What feels like coping to me might look like not enough progress, to you. But you can't fully understand the totality of another person's process. The older I get, the more I understand that I can't fully understand any other person. I can get close, maybe, in a few, select cases, but we don't get to climb inside other people's brains to check out the mechanics (at least not yet - Monsanto has something new coming out in our national corn supply, I've heard). All anybody can do is to keep moving forward. If we're honest and patient with ourselves, we figure out how to live with pain as we go. Sometimes we need a little help, and that's OK, too, so long as we're working toward fully turning toward the things that hurt.

The best I can do in the  meantime is accept you at face value, and encourage you to live an authentic life, even when that means your authenticity might make me uncomfortable at times. Something about authenticity brings out vulnerability in other people, according to all the BrenĂ© Brown I've read. And that can be scary, but also valuable. In fact, I'd say grief is one manifestation of vulnerability, which is key to fully embracing this imperfect life. It's all part of the sometimes frightening circle of Truth.

It's a lot to contemplate. I'm sure 8 out of 10 psychiatrists would tell me that my B.S. in political science and a lengthy interpretation of a Stephen Colbert quote doesn't actually qualify me to psychoanalyze all of society in broad, sweeping strokes. But 8 out of 10 psychiatrists would also have 8 different answers for why I cry every time I read Green Eggs and Ham to my sons. It's just what I do.

Knowing that I'll never have it all figured out is a gift that never stops giving me the future embarrassment I'll feel when I read this 3 years from now. Future Sarah, please don't be too hard on November 2012 Sarah. This was before that really huge thing happened with Oprah, when we all found out the true meaning of life. And to think we once thought it was free cars and Flamin' Hot Cheetos!

6 comments:

Susan said...

You made me smile once again Sarah.

MizGreenJeans said...

Timely, very timely. Maybe my Mom made you write this, just for me. ;) Even if that's not the case, thank you for your wordy words Miss Sarah, wordsmith extraordinaire.

Katie Ford Hall said...

Personally, I think that the notion that you can go through something, then close up shop and pack it up is a childish one. I don't believe in the concept of closure. And here's a quote I like:

The past is never dead. It's not even past.
William Faulkner


Thanks for the fine words.

Katie

Sarah Hunt said...

Thanks, friends. :) You never know, Laura! Katie - Today, I think I love that Faulkner quote more than before. Thank you. And I thought I did believe in closure, but now I'm not so sure it means what I thought it meant. This train of thought has rocked my brain. Props to your Morning Pages concept, Julia Cameron, wherever you are!

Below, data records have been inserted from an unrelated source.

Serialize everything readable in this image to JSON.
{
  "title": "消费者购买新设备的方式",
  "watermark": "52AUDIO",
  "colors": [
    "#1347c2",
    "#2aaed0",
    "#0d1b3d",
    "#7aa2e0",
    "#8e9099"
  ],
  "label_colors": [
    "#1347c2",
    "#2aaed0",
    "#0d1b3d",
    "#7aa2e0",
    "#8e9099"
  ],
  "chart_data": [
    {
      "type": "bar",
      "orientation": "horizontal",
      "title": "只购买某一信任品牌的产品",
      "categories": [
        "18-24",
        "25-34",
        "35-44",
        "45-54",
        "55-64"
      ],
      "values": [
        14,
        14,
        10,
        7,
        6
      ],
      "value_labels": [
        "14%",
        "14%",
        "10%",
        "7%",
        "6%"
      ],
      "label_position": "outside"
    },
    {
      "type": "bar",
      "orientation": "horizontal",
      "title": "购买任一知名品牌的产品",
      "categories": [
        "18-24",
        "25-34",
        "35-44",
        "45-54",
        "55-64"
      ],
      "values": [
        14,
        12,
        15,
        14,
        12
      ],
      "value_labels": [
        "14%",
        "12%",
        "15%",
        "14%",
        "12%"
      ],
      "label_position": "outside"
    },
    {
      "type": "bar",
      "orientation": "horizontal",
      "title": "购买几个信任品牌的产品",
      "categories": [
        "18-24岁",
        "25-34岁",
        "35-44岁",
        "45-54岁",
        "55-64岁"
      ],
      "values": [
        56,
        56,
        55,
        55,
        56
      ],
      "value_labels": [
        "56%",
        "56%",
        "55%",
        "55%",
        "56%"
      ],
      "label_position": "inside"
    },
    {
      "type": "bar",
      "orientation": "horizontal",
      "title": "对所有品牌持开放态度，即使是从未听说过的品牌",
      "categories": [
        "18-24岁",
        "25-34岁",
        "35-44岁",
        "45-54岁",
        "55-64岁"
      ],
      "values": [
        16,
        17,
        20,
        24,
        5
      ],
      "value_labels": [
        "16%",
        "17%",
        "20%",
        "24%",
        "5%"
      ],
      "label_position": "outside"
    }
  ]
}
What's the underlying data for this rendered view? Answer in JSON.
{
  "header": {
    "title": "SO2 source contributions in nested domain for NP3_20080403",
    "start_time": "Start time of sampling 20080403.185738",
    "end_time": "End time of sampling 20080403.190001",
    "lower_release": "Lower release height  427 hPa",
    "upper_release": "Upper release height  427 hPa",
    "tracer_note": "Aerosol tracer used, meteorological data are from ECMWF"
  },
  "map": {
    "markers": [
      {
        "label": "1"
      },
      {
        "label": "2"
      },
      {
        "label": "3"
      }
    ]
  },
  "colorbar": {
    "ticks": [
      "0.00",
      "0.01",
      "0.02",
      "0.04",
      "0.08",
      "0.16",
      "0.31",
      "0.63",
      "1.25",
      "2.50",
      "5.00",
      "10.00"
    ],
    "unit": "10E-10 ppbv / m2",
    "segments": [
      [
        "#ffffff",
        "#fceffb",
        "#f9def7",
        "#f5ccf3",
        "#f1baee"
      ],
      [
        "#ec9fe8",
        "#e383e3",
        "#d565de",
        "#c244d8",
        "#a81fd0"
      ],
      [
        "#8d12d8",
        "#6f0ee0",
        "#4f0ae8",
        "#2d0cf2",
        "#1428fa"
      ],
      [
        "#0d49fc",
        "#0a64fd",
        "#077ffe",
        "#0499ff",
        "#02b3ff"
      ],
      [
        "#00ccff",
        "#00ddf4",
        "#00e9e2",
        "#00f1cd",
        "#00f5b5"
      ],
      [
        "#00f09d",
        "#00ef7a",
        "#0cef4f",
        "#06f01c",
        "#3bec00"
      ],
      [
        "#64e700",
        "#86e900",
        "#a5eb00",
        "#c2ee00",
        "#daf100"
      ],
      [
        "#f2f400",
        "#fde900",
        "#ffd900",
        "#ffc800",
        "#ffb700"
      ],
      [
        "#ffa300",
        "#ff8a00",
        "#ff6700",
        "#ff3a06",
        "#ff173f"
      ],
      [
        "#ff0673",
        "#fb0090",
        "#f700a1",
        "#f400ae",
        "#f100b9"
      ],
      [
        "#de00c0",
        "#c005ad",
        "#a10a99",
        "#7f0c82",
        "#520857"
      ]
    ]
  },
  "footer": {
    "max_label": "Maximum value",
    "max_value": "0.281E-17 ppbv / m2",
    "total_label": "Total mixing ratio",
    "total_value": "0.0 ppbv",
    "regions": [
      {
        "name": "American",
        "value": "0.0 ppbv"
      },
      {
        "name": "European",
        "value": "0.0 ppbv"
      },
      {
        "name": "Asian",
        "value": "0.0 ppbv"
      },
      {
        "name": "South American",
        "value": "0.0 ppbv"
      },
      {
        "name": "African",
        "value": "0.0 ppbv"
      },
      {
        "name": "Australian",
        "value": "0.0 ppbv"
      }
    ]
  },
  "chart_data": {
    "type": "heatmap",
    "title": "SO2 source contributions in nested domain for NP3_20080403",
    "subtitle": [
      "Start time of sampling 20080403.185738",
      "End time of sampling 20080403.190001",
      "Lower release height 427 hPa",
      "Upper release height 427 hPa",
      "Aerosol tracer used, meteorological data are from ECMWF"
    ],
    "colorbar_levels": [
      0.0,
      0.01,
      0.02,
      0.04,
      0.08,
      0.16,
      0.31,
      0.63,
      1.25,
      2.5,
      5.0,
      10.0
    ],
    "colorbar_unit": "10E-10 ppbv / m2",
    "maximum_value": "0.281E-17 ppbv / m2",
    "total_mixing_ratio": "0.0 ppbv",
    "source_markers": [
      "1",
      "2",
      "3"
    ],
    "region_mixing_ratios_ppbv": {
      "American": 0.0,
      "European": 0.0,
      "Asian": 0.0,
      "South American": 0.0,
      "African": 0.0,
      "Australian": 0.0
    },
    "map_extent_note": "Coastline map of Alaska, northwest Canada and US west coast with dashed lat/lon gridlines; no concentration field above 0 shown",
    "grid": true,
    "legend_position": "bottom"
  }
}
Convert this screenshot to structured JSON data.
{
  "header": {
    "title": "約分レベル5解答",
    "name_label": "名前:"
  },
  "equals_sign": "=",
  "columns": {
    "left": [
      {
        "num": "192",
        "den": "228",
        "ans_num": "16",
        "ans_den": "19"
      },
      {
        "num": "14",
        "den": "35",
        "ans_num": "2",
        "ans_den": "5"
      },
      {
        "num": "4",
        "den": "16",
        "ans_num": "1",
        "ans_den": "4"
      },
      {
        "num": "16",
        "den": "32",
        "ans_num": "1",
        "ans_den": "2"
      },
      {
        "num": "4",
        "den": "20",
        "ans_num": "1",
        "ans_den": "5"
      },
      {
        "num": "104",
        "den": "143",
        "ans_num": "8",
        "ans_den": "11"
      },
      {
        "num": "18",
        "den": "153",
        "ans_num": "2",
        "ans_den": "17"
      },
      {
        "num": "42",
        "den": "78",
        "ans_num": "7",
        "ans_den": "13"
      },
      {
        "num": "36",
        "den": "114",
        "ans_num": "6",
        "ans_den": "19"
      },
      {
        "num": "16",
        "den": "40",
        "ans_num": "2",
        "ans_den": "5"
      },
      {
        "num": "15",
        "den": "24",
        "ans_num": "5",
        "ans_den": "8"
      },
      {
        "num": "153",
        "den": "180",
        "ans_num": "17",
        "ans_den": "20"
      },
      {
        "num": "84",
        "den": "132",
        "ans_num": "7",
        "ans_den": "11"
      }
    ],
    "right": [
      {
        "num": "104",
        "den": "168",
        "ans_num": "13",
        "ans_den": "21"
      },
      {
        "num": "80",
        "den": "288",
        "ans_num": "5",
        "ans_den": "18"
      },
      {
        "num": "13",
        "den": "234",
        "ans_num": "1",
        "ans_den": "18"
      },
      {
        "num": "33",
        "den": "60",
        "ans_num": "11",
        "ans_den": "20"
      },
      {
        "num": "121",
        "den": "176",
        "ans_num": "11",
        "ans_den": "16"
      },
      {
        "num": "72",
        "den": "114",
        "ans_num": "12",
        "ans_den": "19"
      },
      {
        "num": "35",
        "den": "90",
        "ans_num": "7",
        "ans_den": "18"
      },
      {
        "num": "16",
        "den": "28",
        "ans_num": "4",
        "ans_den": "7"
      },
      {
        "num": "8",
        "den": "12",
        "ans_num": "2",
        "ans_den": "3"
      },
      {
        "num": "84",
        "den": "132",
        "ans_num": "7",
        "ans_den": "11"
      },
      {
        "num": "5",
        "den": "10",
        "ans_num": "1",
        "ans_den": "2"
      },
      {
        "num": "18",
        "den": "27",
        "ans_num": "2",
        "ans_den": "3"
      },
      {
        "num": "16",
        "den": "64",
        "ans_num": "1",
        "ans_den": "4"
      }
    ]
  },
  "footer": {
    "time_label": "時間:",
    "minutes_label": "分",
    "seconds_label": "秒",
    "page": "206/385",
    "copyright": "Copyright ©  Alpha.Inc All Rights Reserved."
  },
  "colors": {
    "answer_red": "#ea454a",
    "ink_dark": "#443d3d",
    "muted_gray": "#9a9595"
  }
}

Elissa | PoorMansFeast.com said...

Hi Katie,
I discovered your work here after posting a note on my FB page about Laurie Colwin's novel, Shine On, Bright and Dangerous Object. (My quote was something along the lines of "What a poignant reminder of the outlandish expectations that are placed upon the grief-stricken.") Twelve years ago this last August, my beloved father/best friend was killed in a car accident; as his only child but with an enormous raft of loving-and-proper cousins in my midst, I grieved alone, but was also expected by my family to grieve in a way that they deemed proper and acceptable. Twelve years later, my grief experience is a constant, mired not only in the losing of my father, but also in the expectation that I would take care of the people around me. Some days are good, some days are hideous, and the grief is always there, like Churchill's big black dog. I don't expect I'll get over it, or even through it, and I've come to accept it as a part of my life. Thanks so much for your great post today. Elissa

Anonymous said...

That's a really great quote from Colbert, he's such a brilliant and thoughtful man, thanks for sharing it. Also I really appreciate the Faulkner post that Katie shared.

That's all, I just wanted to let you know that these words have had an impact on me.